Tips For A Gluten-Free Kitchen
How to destroy gluten protein is a question that you’ll probably be asking if this is all new to you. My husband isn’t gluten intolerant, so there is often gluten particles in our kitchen at home. Keeping things separate and clean can be difficult if your household isn’t solely gluten-free; especially if you have a small kitchen.
Here are some tips to make life easier:
- No double-dipping. It’s so easy for someone in your household to be eating gluten toast and dip their butter knife repeatedly into the butter tub. You may not see crumbs – but they will be there! Be sure to tell your household to avoid double-dipping. Or better yet, have a separate butter for yourself so the risk isn’t there at all.
- Have Separate Areas. Even something as simple as keeping your gluten-free foods on the highest shelf so no gluten crumbs can drop down can make all the difference. Having separate cupboards for food is what we’d like in an ideal world, but we don’t always have the space. Just do as much as you can to minimize the risk with the space you have.
- Buy Extras. Whilst money may not allow this, buying appliances and tools just for your use would be extremely helpful. I would never use a toaster that had been used to warm gluten-containing bread – no matter how much it had been cleaned. Even having separate chopping boards, or anything wooden would be ideal.
- Awareness. Make sure your household and anyone that visits is aware of anything you have in place to keep your kitchen gluten-free. Specific tools, appliances, areas – awareness is key.
How To Clean Gluten Off Surfaces and Kitchenware
Once you have a routine in place, it’s very simple to keep your kitchen sparkling and free from any gluten protein. Let’s take a closer look at how to clean each part of your kitchen.
- Surfaces. It really can be as easy as soap and water – but make sure the water is hot. And scrub to your heart’s content. I also use disinfectant wipes after to really make sure any gluten that remains is eliminated.

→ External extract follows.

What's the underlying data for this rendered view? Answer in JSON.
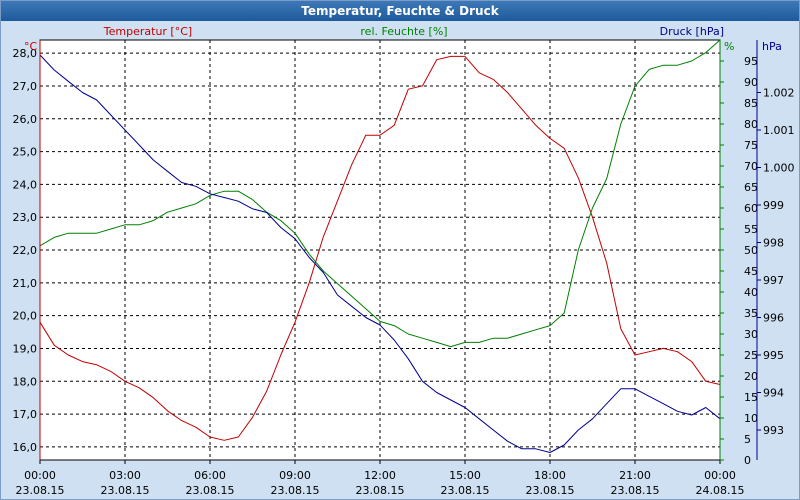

- Utensils and Baking Trays. Again, hot soapy water is ideal. Leaving it to rinse in the water for a while is also a good idea. I would highly recommend ditching any wood you may have in your kitchen and instead, opt for stainless steel. Watch out for cracks that gluten particles may slip into.
- Handles and Cupboards. Gluten really can get anywhere. Using a disinfectant wipe is a quick solution to ensure no cross-contact has taken place.
- Appliances. If you use the same toaster (which I definitely would not recommend), use toaster bags. That would be the safest way if you do not have space for two toasters.
Reducing Cross Contact
These suggestions are ones in an ideal world. We don’t all have the facilities and space for everything to be the way we’d like it. But just do as much as you can, with the space you have. Any one of these will reduce the risk of cross-contact and that’s the most important thing.
Are there any other ideas you’d suggest to stop cross-contact? Any recommendations would be helpful for all of us! So feel free to leave them in the comments below.
As long as you’re doing all you can, that’s the most important thing.